Session: 801. Gene Therapies: Poster I
Hematology Disease Topics & Pathways:
Research, Translational Research, Genetic Disorders, drug development, Diseases, Therapies, emerging technologies, Technology and Procedures, gene editing, Study Population, Animal model
Primary human CD34+ hematopoietic stem and progenitor cells (hHSPCs) were differentiated into megakaryocytes in vitro. MkEVs were harvested and loaded with pDNA via electroporation, followed by DNase treatment to remove free cargo. For in vivo biodistribution and cargo-mediated protein expression studies, STRM.BIO MkEVs were exogenously labeled with fluorescent dye (PKH26, Cell Tracker Deep Red, and/or DiD), loaded with cargo, and IV-injected into mouse tail veins (wild type or NSG) or NHPs (cynomolgus monkeys). Tissues were collected 16-48h after IV injection, with MkEV tissue biodistribution quantified by dye fluorescence (Mean Fluorescence Intensity (MFI), plate reader) normalized to tissue weight or genomic DNA input, and pDNA cargo quantified by qPCR. Additionally, quantification of MkEVs+ cells was performed by flow cytometry analysis of murine bone marrow derived sub-populations (lineage negative, c-Kit+, Sca-1+ (LSK); lineage positive (Lin+); and, long-term HSCs (LT-HSCs; Lin-/CD150+/CD201+)) cells. Protein expression from MkEV-loaded pDNA cargo was similarly determined by plate reader fluorescence data and confocal microscopy.
In mouse biodistribution studies, DiD-labeled MkEVs were predominantly detected in bone marrow, followed by liver and spleen 16h-post tail vein injection (plate reader analyses: Bone Marrow - 1.1e4 ± 0.2 SD; Liver - 9.6e3 ± 1.0 SD; Spleen - 1.8e4 ± 0.2 SD. MFI/g tissue; n=3mice/group). Flow cytometry analyses show MkEVs preferentially targeted the hematopoietic compartment (of the MkEV+ cells, 94 ± 1% CD45+ vs 6 ± 1% CD45-, respectively), specifically, the HSPCs (68%, LSK) and LT-HSCs (100%) 48h post intravenous delivery via tail vein injection. Pharmacokinetic studies show that while MkEVs can circulate through highly vascularized tissues like the liver and spleen, they accumulate in the bone marrow. Strikingly, miRFP encoded by the pDNA was exclusively detected in bone marrow (p<0.0001 vs. all other tissues; Fig. 1).
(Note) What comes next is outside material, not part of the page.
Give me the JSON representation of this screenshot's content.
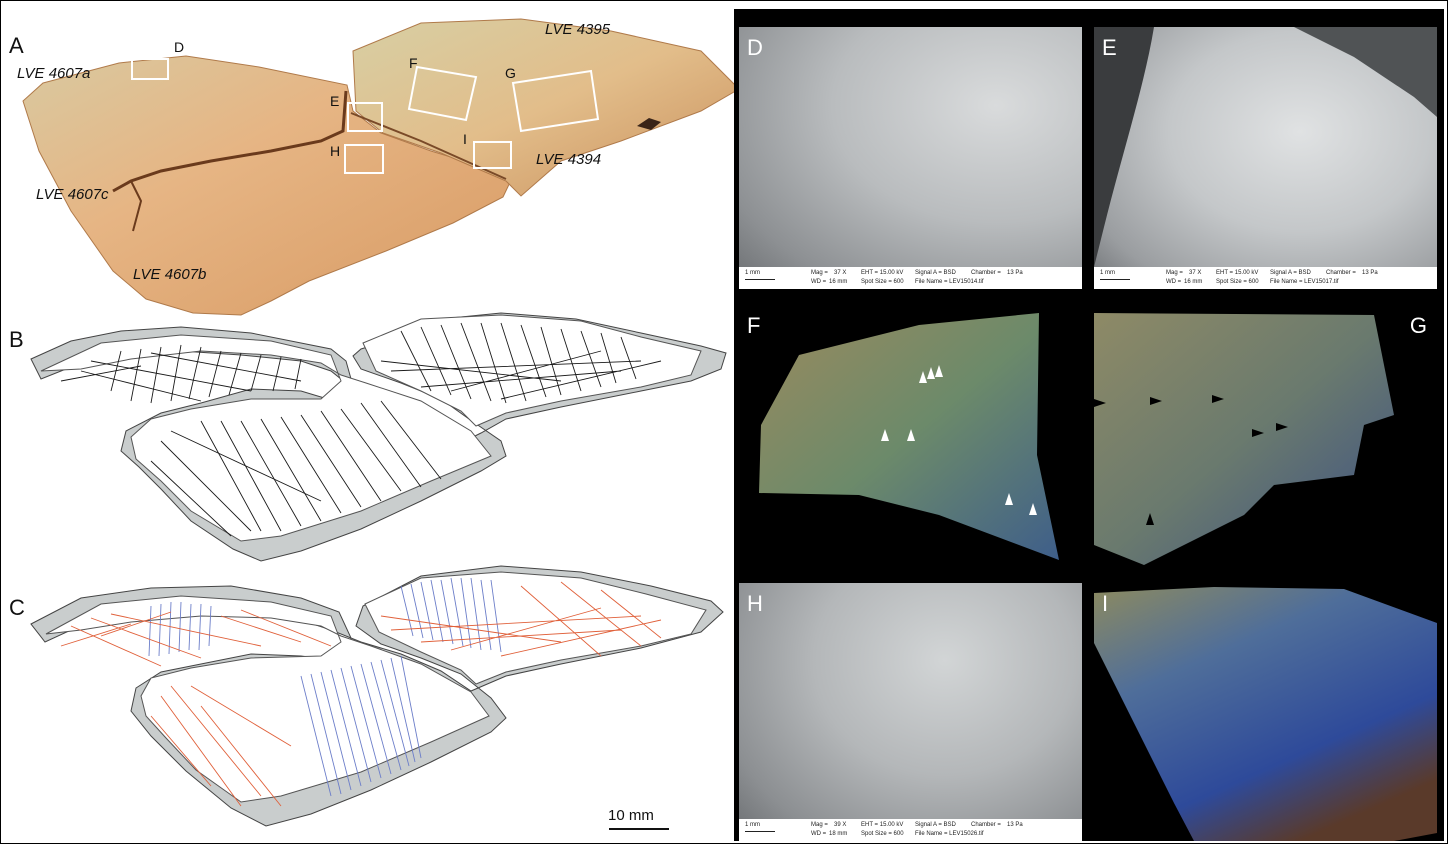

In NHPs, dye-labeled MkEVSs were loaded with a MkEV-driven eGFP reporter plasmid. Studies showed preferential biodistribution to bone marrow, and preferential qPCR amplification of the pDNA cargo in bone marrow (both MFI/ACTB and GFP/ACTB were significantly higher vs. all other tissues: range p<0.05 through p<0.0001), Fig. 2. A tolerability and repeat dosing study was performed in NHPs. Monkeys were injected with 4 weekly doses of STRM.BIO MkEVs and serial bloodwork was obtained 6h post dose for cytokine evaluation and 5 days post dose for end organ damage assessment (n=4). The study showed no evidence of kidney, hematologic, or liver damage as evidenced by normal creatinine and electrolytes, no significant changes in complete blood counts, coagulation parameters, or liver function tests. There was no evidence of significant cytokine release or inflammatory changes on tissue histology. These data confirm that MkEVs are non-toxic and the platform is amenable to repeat dosing.
Taken together, these data establish an advanced gene therapy platform that can target bone marrow specifically following in vivo administration in both mice and NHPs, potentially eliminating the need for current ex vivo approaches to treat rare blood disorders, and providing the critical ability to repeat dose as required in clinic. STRM.BIO is leveraging our platform to develop gene therapies for rare blood diseases in people.
Disclosures: No relevant conflicts of interest to declare.